In summary, the dramatic reduction in RSE, combined with the higher R-squared, provides compelling evidence that the WLS model is superior. By correctly incorporating the inverse of the estimated error variance through weights, the WLS methodology successfully stabilized the error structure, yielding more precise and reliable coefficient estimates. This robust fit ensures that any subsequent statistical conclusions drawn from the model, such as the estimated increase in score per hour studied (4.7091), are statistically valid and not compromised by the presence of heteroscedasticity.

Further Exploration of Robust Regression Techniques

While weighted least squares provides an excellent solution for dealing with error structures where the variance is related to the predictor values, it is not the only robust estimation technique available. Researchers often encounter varying degrees and forms of assumption violations, prompting the need for a diverse toolkit of statistical methods.

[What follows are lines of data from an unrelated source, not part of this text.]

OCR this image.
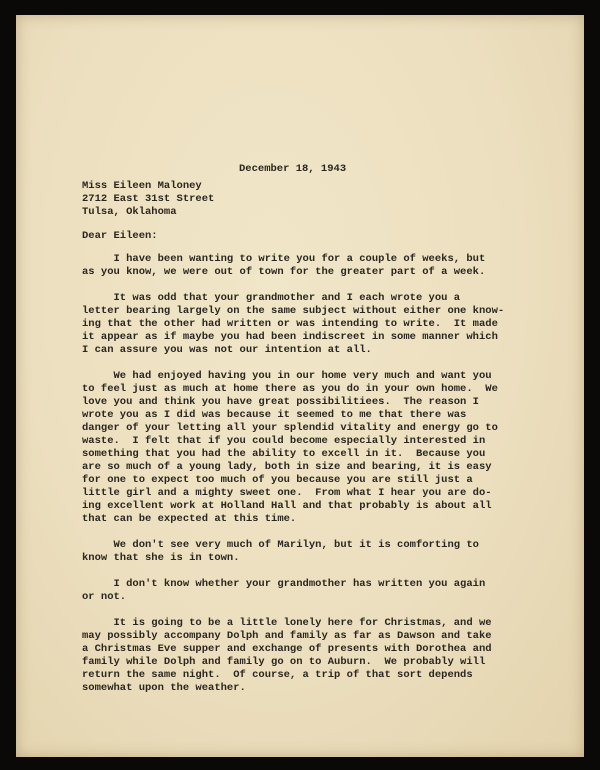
December 18, 1943
Miss Eileen Maloney
2712 East 31st Street
Tulsa, Oklahoma
Dear Eileen:
I have been wanting to write you for a couple of weeks, but
as you know, we were out of town for the greater part of a week.
It was odd that your grandmother and I each wrote you a
letter bearing largely on the same subject without either one know-
ing that the other had written or was intending to write.  It made
it appear as if maybe you had been indiscreet in some manner which
I can assure you was not our intention at all.
We had enjoyed having you in our home very much and want you
to feel just as much at home there as you do in your own home.  We
love you and think you have great possibilitiees.  The reason I
wrote you as I did was because it seemed to me that there was
danger of your letting all your splendid vitality and energy go to
waste.  I felt that if you could become especially interested in
something that you had the ability to excell in it.  Because you
are so much of a young lady, both in size and bearing, it is easy
for one to expect too much of you because you are still just a
little girl and a mighty sweet one.  From what I hear you are do-
ing excellent work at Holland Hall and that probably is about all
that can be expected at this time.
We don't see very much of Marilyn, but it is comforting to
know that she is in town.
I don't know whether your grandmother has written you again
or not.
It is going to be a little lonely here for Christmas, and we
may possibly accompany Dolph and family as far as Dawson and take
a Christmas Eve supper and exchange of presents with Dorothea and
family while Dolph and family go on to Auburn.  We probably will
return the same night.  Of course, a trip of that sort depends
somewhat upon the weather.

For those looking to deepen their understanding of how to manage complex error structures and outliers in regression analysis, further exploration of these related concepts in R is highly recommended. These alternative approaches offer different ways to achieve efficiency and robustness when OLS fails to meet its strict requirements:

• Generalized Least Squares (GLS): This technique is a broader generalization of OLS and WLS, which is particularly useful when the errors exhibit both heteroscedasticity and serial or spatial correlation.
• Robust Regression (e.g., using M-estimators): These methods are designed primarily to be resistant to outliers in the response variable, offering an alternative when WLS’s assumption about the variance structure is difficult to define precisely.
• Methods for Transforming Variables to Achieve Homoscedasticity: Techniques such as logarithmic or square-root transformations can sometimes stabilize the variance of the errors, allowing a standard OLS model to be used successfully on the transformed data.